TheEconomist/us-potus-model

Stan warnings in 2016 (and 2020)

pqnelson opened this issue · 5 comments

Running the final_2016.R code, stan throws warnings:

Warning messages:
1: There were 1 divergent transitions after warmup. Increasing adapt_delta above 0.8 may help. See
http://mc-stan.org/misc/warnings.html#divergent-transitions-after-warmup 
2: Examine the pairs() plot to diagnose sampling problems
 
3: The largest R-hat is NA, indicating chains have not mixed.
Running the chains for more iterations may help. See
http://mc-stan.org/misc/warnings.html#r-hat 
4: Bulk Effective Samples Size (ESS) is too low, indicating posterior means and medians may be unreliable.
Running the chains for more iterations may help. See
http://mc-stan.org/misc/warnings.html#bulk-ess 
5: Tail Effective Samples Size (ESS) is too low, indicating posterior variances and tail quantiles may be unreliable.
Running the chains for more iterations may help. See
http://mc-stan.org/misc/warnings.html#tail-ess 

This is with n_iter <- 2500, 4 chains, and rstan::stan_version() tells me I'm running version 2.21.0 (I'm using R 4.0.2 on Windows 10, if that's germane; I'd be happy to supply any other versioning or hardware info).

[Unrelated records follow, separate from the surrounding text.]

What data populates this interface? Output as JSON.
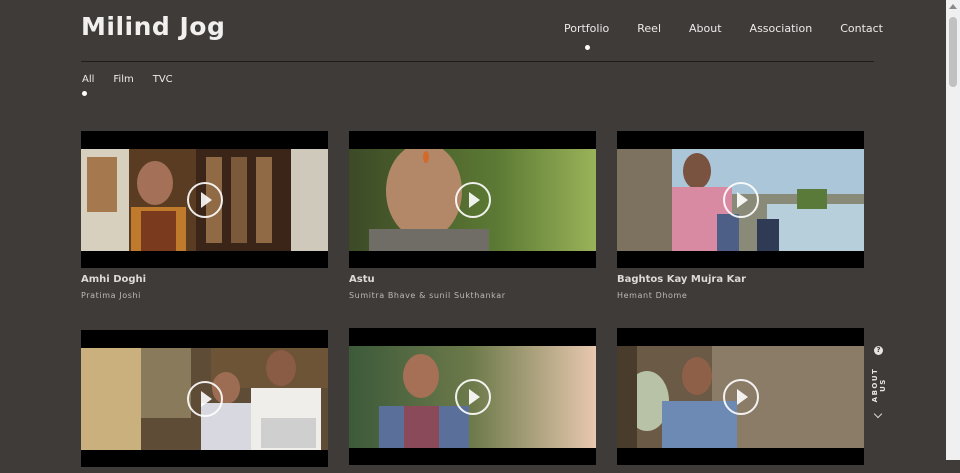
{
  "site": {
    "logo": "Milind Jog"
  },
  "nav": {
    "active": "Portfolio",
    "items": [
      {
        "label": "Portfolio"
      },
      {
        "label": "Reel"
      },
      {
        "label": "About"
      },
      {
        "label": "Association"
      },
      {
        "label": "Contact"
      }
    ]
  },
  "filters": {
    "active": "All",
    "items": [
      {
        "label": "All"
      },
      {
        "label": "Film"
      },
      {
        "label": "TVC"
      }
    ]
  },
  "films": [
    {
      "title": "Amhi Doghi",
      "director": "Pratima Joshi"
    },
    {
      "title": "Astu",
      "director": "Sumitra Bhave & sunil Sukthankar"
    },
    {
      "title": "Baghtos Kay Mujra Kar",
      "director": "Hemant Dhome"
    },
    {
      "title": "",
      "director": ""
    },
    {
      "title": "",
      "director": ""
    },
    {
      "title": "",
      "director": ""
    }
  ],
  "about_tab": {
    "label": "ABOUT US",
    "icon": "?"
  },
  "colors": {
    "background": "#3f3b39",
    "text": "#ecebea",
    "accent_dot": "#ffffff"
  }
}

If I run it with n_iter <- 1000 on 4 chains (as it is by default), I get the last three error messages (largest R-hat is NA, Bulk ESS too low, and Tail ESS too low).

I'd give you the resulting .rds file for the output, but it's several gigs in size.

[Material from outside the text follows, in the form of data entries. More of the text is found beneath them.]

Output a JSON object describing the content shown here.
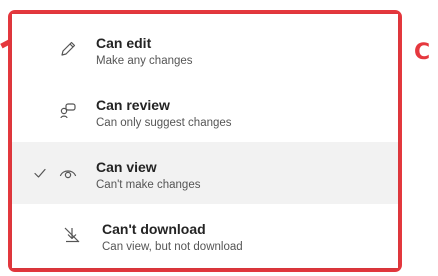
{
  "callout": {
    "letter": "C"
  },
  "colors": {
    "highlight": "#e5383e",
    "selected_bg": "#f2f2f2",
    "text": "#242424",
    "subtext": "#555555"
  },
  "menu": {
    "items": [
      {
        "title": "Can edit",
        "subtitle": "Make any changes",
        "icon": "pencil-icon",
        "selected": false
      },
      {
        "title": "Can review",
        "subtitle": "Can only suggest changes",
        "icon": "review-icon",
        "selected": false
      },
      {
        "title": "Can view",
        "subtitle": "Can't make changes",
        "icon": "eye-icon",
        "selected": true
      },
      {
        "title": "Can't download",
        "subtitle": "Can view, but not download",
        "icon": "no-download-icon",
        "selected": false
      }
    ]
  }
}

Further inspection reveals extract(out, "mu_a[251]") is a vector of zeros, with a NaN Rhat, and a NaN n_eff.

Not really, if one were to perturb mu_a[current_T] to something like mu_a[current_T] = raw_mu_a[current_T] * sigma_a, one still gets warning messages after running 2016:

Warning messages:
1: The largest R-hat is 1.09, indicating chains have not mixed.
Running the chains for more iterations may help. See
http://mc-stan.org/misc/warnings.html#r-hat 
2: Tail Effective Samples Size (ESS) is too low, indicating posterior variances and tail quantiles may be unreliable.
Running the chains for more iterations may help. See
http://mc-stan.org/misc/warnings.html#tail-ess 

@pqnelson This should be fixed now. The large standard deviation on the national vote parameter was leading to some tough variance estimation. That parameter has been removed from the latest models though and I think you'll get stable model results without convergence errors. Please let me know.